Finetuning and getting F1 scores

Hello everyone,

seems like a really nice community out here so thought I would reach out. I am experimenting with OpenAI for Q&A purposes and seem to be able to fine tune on various models without any problems.

However when I attempt to use validation data and parameters to allow for the generation of F1 scores, I am running into problems.

When I use this
openai tools fine_tunes.prepare_data -f “discriminator_train.jsonl”

I am allowed to create a training and validation set - all good. I then use the parameters suggested to me by the preparation tool which is this :

openai api fine_tunes.create -t “discriminator_train_prepared_train.jsonl” -v “discriminator_train_prepared_valid.jsonl” -m ada --compute_classification_metrics --classification_n_classes 152

but I get errors which appear to relate to classification_n_classes - even though this figure (152) was suggested by the tool initially.

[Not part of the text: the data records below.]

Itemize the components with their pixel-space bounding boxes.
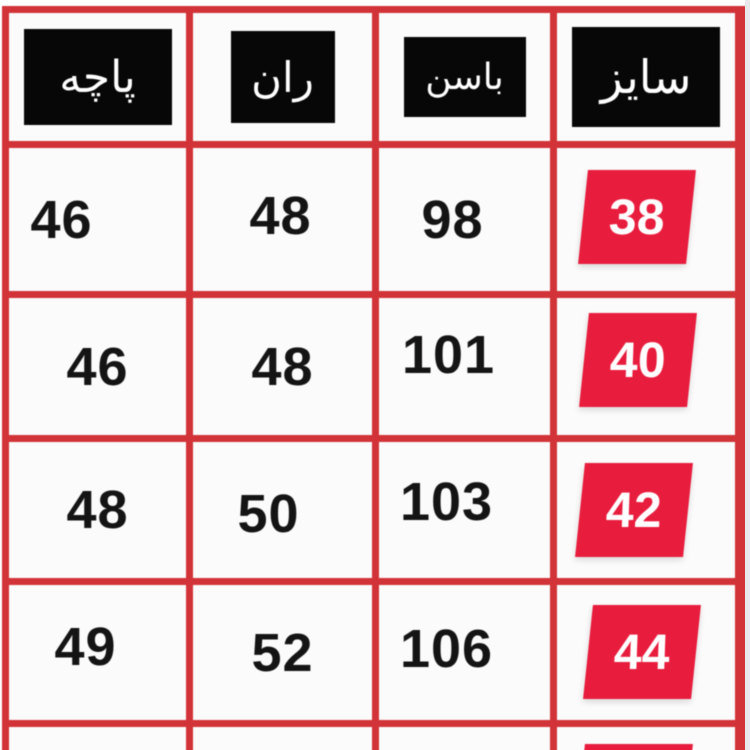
table-cell-cuff: 49 bbox=[9, 585, 186, 720]
size-badge-value: 42 bbox=[605, 482, 663, 538]
table-cell-hip: 101 bbox=[379, 298, 550, 435]
cuff-value: 48 bbox=[66, 480, 129, 540]
thigh-value: 52 bbox=[251, 622, 314, 683]
photo-edge-strip bbox=[745, 0, 750, 750]
hip-value: 103 bbox=[399, 472, 494, 532]
size-badge-partial bbox=[575, 744, 693, 750]
hip-value: 98 bbox=[421, 189, 484, 250]
header-cell-cuff: پاچه bbox=[9, 13, 186, 141]
header-cell-hip: باسن bbox=[379, 13, 550, 141]
size-chart-table: سایز باسن ران پاچه 38 98 48 bbox=[2, 6, 748, 750]
thigh-value: 48 bbox=[249, 185, 312, 246]
table-cell-hip: 103 bbox=[379, 442, 550, 578]
header-label-cuff: پاچه bbox=[59, 51, 136, 103]
header-box-size: سایز bbox=[572, 27, 720, 127]
header-label-hip: باسن bbox=[425, 56, 504, 98]
header-box-thigh: ران bbox=[230, 31, 335, 123]
header-box-cuff: پاچه bbox=[23, 29, 172, 125]
size-badge: 42 bbox=[575, 463, 693, 557]
size-badge-value: 44 bbox=[613, 623, 671, 680]
header-cell-thigh: ران bbox=[193, 13, 372, 141]
table-cell-cuff-partial bbox=[9, 727, 186, 750]
header-label-thigh: ران bbox=[251, 52, 314, 102]
cuff-value: 49 bbox=[54, 616, 117, 677]
size-badge-value: 38 bbox=[608, 188, 666, 245]
table-cell-size: 44 bbox=[557, 585, 735, 720]
cuff-value: 46 bbox=[30, 189, 93, 250]
table-cell-thigh: 50 bbox=[193, 442, 372, 578]
table-cell-cuff: 46 bbox=[9, 298, 186, 435]
thigh-value: 50 bbox=[237, 484, 300, 544]
size-badge: 44 bbox=[583, 604, 701, 699]
hip-value: 101 bbox=[401, 324, 496, 385]
table-cell-thigh: 48 bbox=[193, 148, 372, 291]
table-cell-size: 40 bbox=[557, 298, 735, 435]
table-cell-thigh: 52 bbox=[193, 585, 372, 720]
table-cell-thigh: 48 bbox=[193, 298, 372, 435]
table-cell-hip: 106 bbox=[379, 585, 550, 720]
header-box-hip: باسن bbox=[403, 37, 526, 117]
table-cell-hip-partial bbox=[379, 727, 550, 750]
table-cell-size-partial bbox=[557, 727, 735, 750]
table-cell-cuff: 48 bbox=[9, 442, 186, 578]
table-cell-size: 38 bbox=[557, 148, 735, 291]
size-badge: 38 bbox=[578, 169, 696, 264]
hip-value: 106 bbox=[399, 618, 494, 679]
table-cell-cuff: 46 bbox=[9, 148, 186, 291]
thigh-value: 48 bbox=[251, 336, 314, 397]
table-cell-size: 42 bbox=[557, 442, 735, 578]
header-cell-size: سایز bbox=[557, 13, 735, 141]
table-cell-hip: 98 bbox=[379, 148, 550, 291]
size-badge: 40 bbox=[579, 312, 697, 407]
header-label-size: سایز bbox=[600, 50, 692, 104]
cuff-value: 46 bbox=[66, 336, 129, 397]
size-badge-value: 40 bbox=[609, 331, 667, 388]
table-cell-thigh-partial bbox=[193, 727, 372, 750]
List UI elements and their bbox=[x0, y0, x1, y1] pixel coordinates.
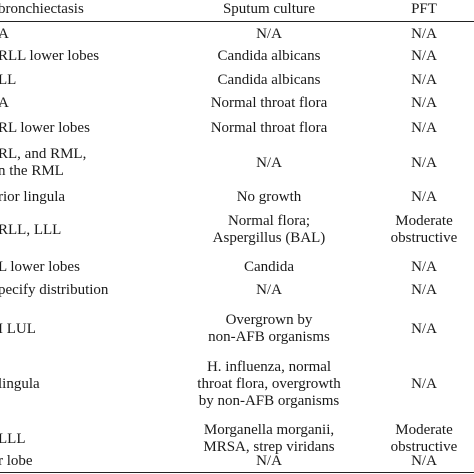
row-cell-sputum-culture: Candida bbox=[170, 259, 368, 276]
row-cell-pft: N/A bbox=[372, 155, 474, 172]
row-cell-pft: N/A bbox=[372, 72, 474, 89]
row-cell-pft: N/A bbox=[372, 321, 474, 338]
row-cell-sputum-culture: N/A bbox=[170, 26, 368, 43]
cell-line: n the RML bbox=[0, 163, 64, 179]
cell-line: LLL bbox=[0, 430, 26, 447]
row-cell-bronchiectasis: L lower lobes bbox=[0, 259, 80, 276]
cell-line: Overgrown by bbox=[225, 312, 313, 328]
row-cell-pft: Moderate obstructive bbox=[372, 422, 474, 456]
cell-line: N/A bbox=[411, 72, 437, 88]
row-cell-sputum-culture: Candida albicans bbox=[170, 48, 368, 65]
cell-line: obstructive bbox=[390, 439, 458, 455]
cell-line: by non-AFB organisms bbox=[198, 393, 340, 409]
row-cell-bronchiectasis: LL bbox=[0, 72, 16, 89]
cell-line: LL bbox=[0, 72, 17, 88]
cell-line: MRSA, strep viridans bbox=[203, 439, 335, 455]
cell-line: Moderate bbox=[395, 422, 453, 438]
row-cell-bronchiectasis: lingula bbox=[0, 376, 40, 393]
cell-line: Moderate bbox=[395, 213, 453, 229]
header-sputum-culture: Sputum culture bbox=[222, 1, 316, 17]
cell-line: Aspergillus (BAL) bbox=[212, 230, 326, 246]
row-cell-bronchiectasis: I LUL bbox=[0, 321, 36, 338]
cell-line: throat flora, overgrowth bbox=[197, 376, 341, 392]
row-cell-pft: N/A bbox=[372, 282, 474, 299]
cell-line: N/A bbox=[411, 48, 437, 64]
cell-line: No growth bbox=[236, 189, 302, 205]
cell-line: Candida bbox=[244, 259, 294, 275]
cell-line: Morganella morganii, bbox=[203, 422, 335, 438]
row-cell-bronchiectasis: LLL bbox=[0, 431, 26, 448]
row-cell-pft: N/A bbox=[372, 48, 474, 65]
cell-line: I LUL bbox=[0, 320, 36, 337]
row-cell-sputum-culture: Normal throat flora bbox=[170, 95, 368, 112]
row-cell-bronchiectasis: RLL, LLL bbox=[0, 222, 61, 239]
cell-line: obstructive bbox=[390, 230, 458, 246]
cell-line: Normal flora; bbox=[227, 213, 311, 229]
row-cell-pft: N/A bbox=[372, 189, 474, 206]
cell-line: N/A bbox=[256, 453, 282, 469]
row-cell-pft: N/A bbox=[372, 376, 474, 393]
cell-line: Candida albicans bbox=[217, 48, 321, 64]
cell-line: N/A bbox=[411, 26, 437, 42]
cell-line: pecify distribution bbox=[0, 282, 109, 298]
table-bottom-rule bbox=[0, 472, 474, 473]
cell-line: L lower lobes bbox=[0, 259, 80, 275]
row-cell-sputum-culture: Morganella morganii, MRSA, strep viridans bbox=[170, 422, 368, 456]
row-cell-bronchiectasis: RL, and RML, n the RML bbox=[0, 146, 86, 180]
row-cell-pft: N/A bbox=[372, 259, 474, 276]
cell-line: A bbox=[0, 95, 9, 111]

The number of classes in file-EGeCZs5FMe5kg0NYzkDcUTDj does not match the number of classes specified in the hyperparameters.
The number of classes in file-hZOFnFZtv7dEzOD6YjOYA6d3 does not match the number of classes specified in the hyperparameters.

There does not appear to be any documentation around this online.

1 Like

@kpeyton Did you ever find an answer, or documentation, about the “classification_n_classes” hyperparameter?

Edit - After reading this, I wonder if perhaps it wants your training file to include 152 different potential completions. If so, this requirement seems fraught, b/c they acknowledge most finetuning models will be trained with multiple files… but surely each file wouldn’t need to have 152 different completions?

Can you share any details about your training file to help validate or rebut this assumption?

I am having the same problem, I used these commands suggested by openai, one with split training and validation datasets and the other is only training dataset (no split)

!openai api fine_tunes.create -t "clinical_trials_labelled_dataset_prepared_train.jsonl" -v "clinical_trials_labelled_dataset_prepared_valid.jsonl" --compute_classification_metrics --classification_n_classes 4
!openai api fine_tunes.create -t "clinical_trials_labelled_dataset_prepared.jsonl" --classification_n_classes 4

But I still keep getting :
The number of classes in <fine_tune_file_id> does not match the number of classes specified in the hyperparameters.

Any ideas on what else we can try to get this fine tune working?

Best Regards,
Dilip

@diliprk Did you fix the problem? I am getting exactly the same, but i am creating a classification model with 54 classes

Thanks!!

Best,

Rocío

I wonder if perhaps it wants your training file to include 152 different potential completions.

I don’t think this is the case.

I’ve just faced the same scenario: the “prepare_data” suggested using 96 for the classification_n_classes parameter.

I’ve checked my data, which has many more entries, but only 96 unique completions.

I sent the job and got the same error.

I’m stuck right now.

Tomorrow I may try tweaking the number until OpenAI is happy, and if I get any relevant results, I’ll update here.

The docs seem to lack precise information on how this value is meant to be used.

I’m now getting the same error, as it was recommended to use 135. I tried 134 and 136 in case something was off by 1, but to no avail.

Is this just a bug?

I too am getting this error. I run the prepare data tool:

openai tools fine_tunes.prepare_data -f [LOCAL_FILE]

which suggests 7 as the number of classes. I verified and enforced that this was true in my data, and there are 7 unique classes.

I then run the exact command the tool gives me, which is:

openai api fine_tunes.create -t [file] -v [file] --compute_classification_metrics --classification_n_classes 7

and I receive this error:

The number of classes in [file-id] does not match the number of classes specified in the hyperparameters.

Has anyone been able to resolve this? This is my first time using the OpenAI API and I spent a day labeling about a thousand emails. I have tried giving various input for classification_n_classes, tried removing categories with low sample count, and searched quite a bit for a solution.

If anyone has a suggestion to work around this it would be greatly appreciated.

Wow, after over a day of struggling with this I found the issue(for me at least). I had made a mistake when labeling my data. I had labels numbered 1-14, but there was a single item which has the label 09 instead of 9.

The following command helped me find this error:
cat dataset.jsonl | jq -r '.completion' | sort | uniq

I hope this helps someone else.

My issue ended up being that my validation file did not contain examples of all of the training file classes.